Antitrust Claim by Terminated Distributor That Sold Manufacturer’s Products in Argentina Fails To Allege Required Effect on U.S. Market, Despite Some Allegedly Unlawful Conduct in the U.S.

The World in U.S. Courts: Spring 2013 - Antitrust/Competition

Ubiquiti Networks, Inc. v. Kozumi USA Corp. (U.S. District Court, N.D. Cal., Jan. 29, 2013)

A U.S. District Court in San Francisco rules that defendant’s anticompetitive conduct in the U.S. and elsewhere, which allegedly prohibited the plaintiff from selling products in Argentina, could not give rise to an antitrust claim in U.S. court because the defendant’s conduct did not affect competition or pricing in a U.S. market.


Plaintiff manufacturer of wireless communications devices contracted with defendant to distribute its products in Latin America. After the manufacturer terminated that contract, the distributor purchased the devices from alternative sources so that it could continue its distribution activities. The manufacturer then allegedly took actions in the U.S. and elsewhere to close off this alternative source of supply. The manufacturer alleges that the distributor began selling counterfeit versions of the devices as genuine, and the manufacturer began a communications campaign to advise potential purchasers of the distributor’s alleged counterfeiting. The manufacturer sued the distributor for counterfeiting and related violations of law. The distributor counterclaimed, among other things alleging that the manufacturer had violated U.S. antitrust laws by organizing a boycott and communications campaign effectively to end its distribution activities in Latin America, principally in Argentina.

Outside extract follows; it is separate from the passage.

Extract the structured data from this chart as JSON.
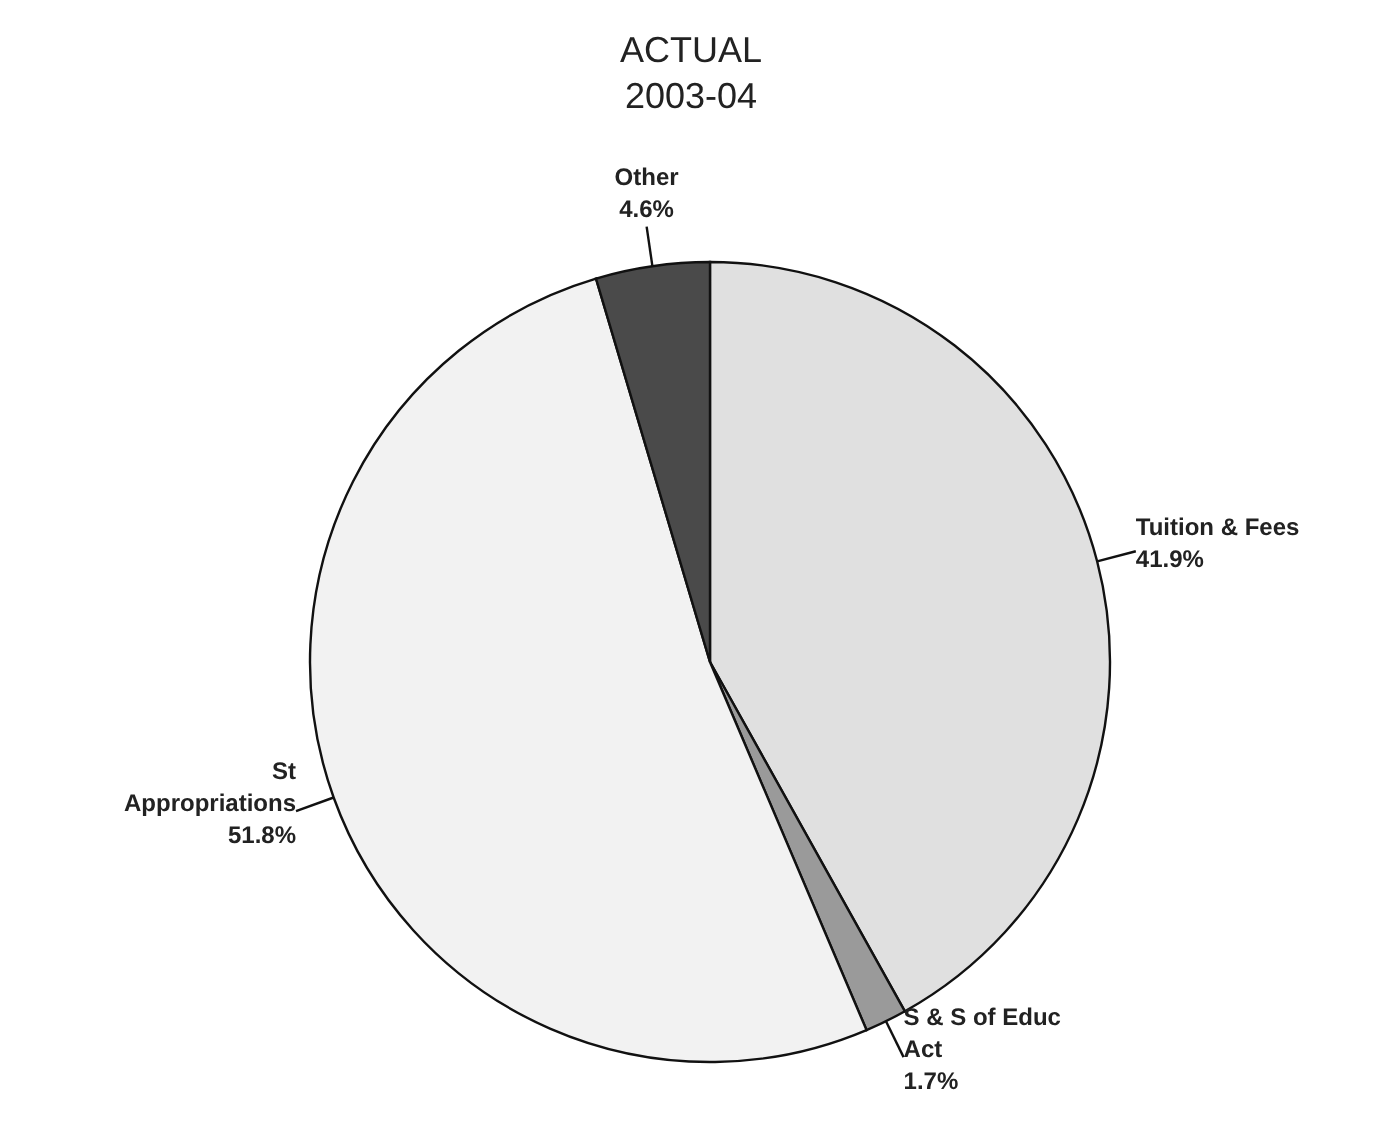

When deciding the distributor’s counterclaim, the court considered whether the manufacturer’s allegedly anticompetitive conduct in the U.S. and elsewhere that may have affected the distributor’s business in Argentina could be a violation of the U.S. antitrust laws. In doing so it applied the U.S. Foreign Trade Antitrust Improvement Act (“FTAIA”), which, as pertinent here, requires that the manufacturer allege that the distributor’s conduct have had a “direct, substantial, and reasonably foreseeable effect” on a U.S. market. The court found that the alleged injury to potential competition on Argentina did not satisfy that standard. It acknowledged that the distributor had alleged that many of the illegal acts had occurred in the U.S., but concluded that the only question that was relevant was where the effects of the conduct were felt. Because the effects of the manufacturer’s allegedly anticompetitive acts were felt in Argentina but not in the U.S., the court dismissed the distributor’s antitrust counterclaim.